At least 47,000 COVID-19 deaths have been reported nationally since the start of the respiratory virus season at the beginning of October, according to the CDC. The minimum preliminary estimate of flu deaths over the same period is at least 25,000.

In its general advice on respiratory viruses, the CDC says core prevention strategies include staying up to date with immunizations and doing what you can to keep air cleaner, such as gathering outdoors, opening windows to allow in fresh air and filtering indoor air.
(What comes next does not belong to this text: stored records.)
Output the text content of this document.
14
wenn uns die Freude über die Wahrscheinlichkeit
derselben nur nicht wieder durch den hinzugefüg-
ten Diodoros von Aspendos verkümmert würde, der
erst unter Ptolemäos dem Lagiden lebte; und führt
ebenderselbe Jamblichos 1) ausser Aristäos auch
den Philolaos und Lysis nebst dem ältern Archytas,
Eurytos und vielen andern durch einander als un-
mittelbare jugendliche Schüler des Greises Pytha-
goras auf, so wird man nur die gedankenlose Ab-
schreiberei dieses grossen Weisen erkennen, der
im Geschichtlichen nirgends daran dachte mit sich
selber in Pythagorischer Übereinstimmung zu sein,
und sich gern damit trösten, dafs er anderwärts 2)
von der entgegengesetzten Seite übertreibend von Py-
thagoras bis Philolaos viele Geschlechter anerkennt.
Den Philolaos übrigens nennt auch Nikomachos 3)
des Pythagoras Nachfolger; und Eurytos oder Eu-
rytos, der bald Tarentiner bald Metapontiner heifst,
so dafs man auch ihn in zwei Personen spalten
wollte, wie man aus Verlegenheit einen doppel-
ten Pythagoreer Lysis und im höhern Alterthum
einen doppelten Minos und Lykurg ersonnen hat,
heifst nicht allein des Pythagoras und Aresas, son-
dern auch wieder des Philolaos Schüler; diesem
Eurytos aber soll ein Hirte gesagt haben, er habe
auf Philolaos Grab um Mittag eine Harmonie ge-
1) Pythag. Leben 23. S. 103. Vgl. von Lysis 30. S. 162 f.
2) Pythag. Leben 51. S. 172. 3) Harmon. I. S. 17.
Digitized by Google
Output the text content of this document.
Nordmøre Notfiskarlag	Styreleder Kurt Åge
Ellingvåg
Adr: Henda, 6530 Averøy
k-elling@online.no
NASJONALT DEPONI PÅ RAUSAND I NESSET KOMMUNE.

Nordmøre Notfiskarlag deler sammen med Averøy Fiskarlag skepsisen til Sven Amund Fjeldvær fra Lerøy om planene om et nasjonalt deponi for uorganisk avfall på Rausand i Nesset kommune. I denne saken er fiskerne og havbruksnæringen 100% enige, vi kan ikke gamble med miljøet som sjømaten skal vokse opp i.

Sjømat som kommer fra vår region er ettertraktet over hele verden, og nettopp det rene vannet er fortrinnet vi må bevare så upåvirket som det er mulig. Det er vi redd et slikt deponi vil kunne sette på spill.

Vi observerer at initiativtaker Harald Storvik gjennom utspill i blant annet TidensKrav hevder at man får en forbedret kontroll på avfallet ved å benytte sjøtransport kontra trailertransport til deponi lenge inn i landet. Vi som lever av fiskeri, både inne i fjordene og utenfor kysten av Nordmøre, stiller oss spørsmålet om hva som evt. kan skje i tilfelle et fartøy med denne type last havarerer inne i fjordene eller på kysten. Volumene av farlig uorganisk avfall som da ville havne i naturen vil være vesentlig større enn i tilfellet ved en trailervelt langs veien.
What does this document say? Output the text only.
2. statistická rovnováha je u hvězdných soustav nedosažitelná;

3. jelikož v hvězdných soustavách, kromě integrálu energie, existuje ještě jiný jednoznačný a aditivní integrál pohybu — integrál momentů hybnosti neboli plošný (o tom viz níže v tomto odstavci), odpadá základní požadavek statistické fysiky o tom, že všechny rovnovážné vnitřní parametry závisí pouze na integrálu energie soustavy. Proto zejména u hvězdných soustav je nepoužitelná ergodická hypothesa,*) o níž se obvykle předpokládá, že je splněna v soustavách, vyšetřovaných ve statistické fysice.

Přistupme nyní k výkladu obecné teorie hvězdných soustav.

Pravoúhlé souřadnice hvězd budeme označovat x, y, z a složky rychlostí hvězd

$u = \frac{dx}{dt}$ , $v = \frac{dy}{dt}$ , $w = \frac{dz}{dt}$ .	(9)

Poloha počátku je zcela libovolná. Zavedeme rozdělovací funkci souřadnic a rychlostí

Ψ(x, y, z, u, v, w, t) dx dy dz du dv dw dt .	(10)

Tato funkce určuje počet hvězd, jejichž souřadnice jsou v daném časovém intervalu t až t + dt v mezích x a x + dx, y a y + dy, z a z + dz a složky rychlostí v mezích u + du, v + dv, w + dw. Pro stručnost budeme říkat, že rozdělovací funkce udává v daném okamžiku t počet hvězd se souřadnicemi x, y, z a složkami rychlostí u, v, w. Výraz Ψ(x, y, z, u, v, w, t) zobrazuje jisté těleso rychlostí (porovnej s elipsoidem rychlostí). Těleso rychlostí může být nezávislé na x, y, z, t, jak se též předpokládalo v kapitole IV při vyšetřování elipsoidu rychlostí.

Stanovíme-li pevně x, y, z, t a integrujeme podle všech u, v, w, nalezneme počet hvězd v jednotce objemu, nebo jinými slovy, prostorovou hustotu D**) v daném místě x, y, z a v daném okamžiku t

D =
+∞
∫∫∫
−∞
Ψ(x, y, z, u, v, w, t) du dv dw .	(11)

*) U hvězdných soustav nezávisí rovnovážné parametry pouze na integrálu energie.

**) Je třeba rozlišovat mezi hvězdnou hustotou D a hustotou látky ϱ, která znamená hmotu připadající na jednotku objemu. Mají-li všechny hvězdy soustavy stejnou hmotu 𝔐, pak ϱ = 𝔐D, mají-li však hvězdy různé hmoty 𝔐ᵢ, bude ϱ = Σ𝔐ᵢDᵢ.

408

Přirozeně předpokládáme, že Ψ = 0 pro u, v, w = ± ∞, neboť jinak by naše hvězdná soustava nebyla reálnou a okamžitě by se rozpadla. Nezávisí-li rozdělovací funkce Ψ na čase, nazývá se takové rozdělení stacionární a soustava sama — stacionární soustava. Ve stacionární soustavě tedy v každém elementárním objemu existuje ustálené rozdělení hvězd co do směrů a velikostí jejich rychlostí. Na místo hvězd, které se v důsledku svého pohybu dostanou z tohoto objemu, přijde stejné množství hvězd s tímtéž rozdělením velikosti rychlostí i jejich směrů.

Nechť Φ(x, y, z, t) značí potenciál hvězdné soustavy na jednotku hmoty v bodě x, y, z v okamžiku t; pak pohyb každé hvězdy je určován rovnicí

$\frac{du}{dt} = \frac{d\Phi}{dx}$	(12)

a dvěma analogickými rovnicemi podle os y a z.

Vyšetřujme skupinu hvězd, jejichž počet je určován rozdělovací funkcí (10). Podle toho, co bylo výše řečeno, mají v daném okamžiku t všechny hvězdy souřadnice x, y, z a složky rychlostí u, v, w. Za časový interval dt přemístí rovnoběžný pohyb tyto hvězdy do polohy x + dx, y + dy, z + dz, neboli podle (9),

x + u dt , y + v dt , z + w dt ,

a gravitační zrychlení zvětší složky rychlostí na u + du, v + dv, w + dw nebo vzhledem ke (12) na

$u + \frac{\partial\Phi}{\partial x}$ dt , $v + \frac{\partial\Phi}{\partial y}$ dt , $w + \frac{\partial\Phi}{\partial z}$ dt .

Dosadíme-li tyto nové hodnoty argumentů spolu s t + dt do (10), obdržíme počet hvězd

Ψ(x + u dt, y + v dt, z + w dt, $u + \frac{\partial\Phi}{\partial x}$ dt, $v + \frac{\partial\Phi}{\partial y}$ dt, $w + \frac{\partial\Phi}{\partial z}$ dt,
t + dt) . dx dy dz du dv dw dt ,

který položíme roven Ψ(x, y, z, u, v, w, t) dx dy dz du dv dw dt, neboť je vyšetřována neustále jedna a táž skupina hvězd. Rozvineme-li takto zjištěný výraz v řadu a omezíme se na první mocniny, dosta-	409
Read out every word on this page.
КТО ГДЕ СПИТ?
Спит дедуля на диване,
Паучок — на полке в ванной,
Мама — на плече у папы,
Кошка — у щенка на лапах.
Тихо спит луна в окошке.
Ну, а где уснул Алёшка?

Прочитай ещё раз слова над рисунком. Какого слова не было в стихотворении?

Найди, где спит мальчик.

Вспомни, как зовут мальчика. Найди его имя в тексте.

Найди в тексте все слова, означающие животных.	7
Additional strategies include masking and maintaining physical distance from people. All of the strategies, the CDC says, are especially helpful when respiratory viruses are causing a lot of illness and you or the people around you are at higher risk for severe disease.

Health officials stress that COVID-19 remains something people should try to avoid getting, using sensible measures such as avoiding those who are sick and urging them to stay at home. The latest subvariants of COVID-19 are even more contagious than older versions, and people are far more likely to get COVID-19 than the flu.

COVID can still cause miserable symptoms, including intense fatigue, a painful sore throat, severe coughing and fever. And the virus still leads to hundreds of deaths nationally each week.

Every experience also still poses a risk of long COVID. And while the risk has decreased since the start of the pandemic, thanks to the development of vaccines and the evolution of the virus, it is nonetheless significant.

In Los Angeles County, coronavirus-positive hospitalizations are increasing but so far remain below last year’s summer crest. There were an average of 389 coronavirus-positive patients for the week that ended July 27, double the amount from a month ago. That’s about two-thirds of the peak from last summer and one-third the peak from the summer of 2022.

Deaths remain relatively stable — about one to two per day in L.A. County — but it can take weeks or months for COVID fatalities to show up in public data because of the time it takes for death certificates to be processed.

And with the school year returning in large swaths of California in the coming weeks, it would be wise to do what you can to avoid getting sick, health officials say. The first day of school in the Los Angeles Unified School District is Aug. 12.

“Being proactive to prevent illness can significantly reduce the risk of travel disruptions, last-minute cancellations, and inadvertently spreading illness, ensuring a more enjoyable end of summer season for everyone,” the L.A. County Department of Public Health said.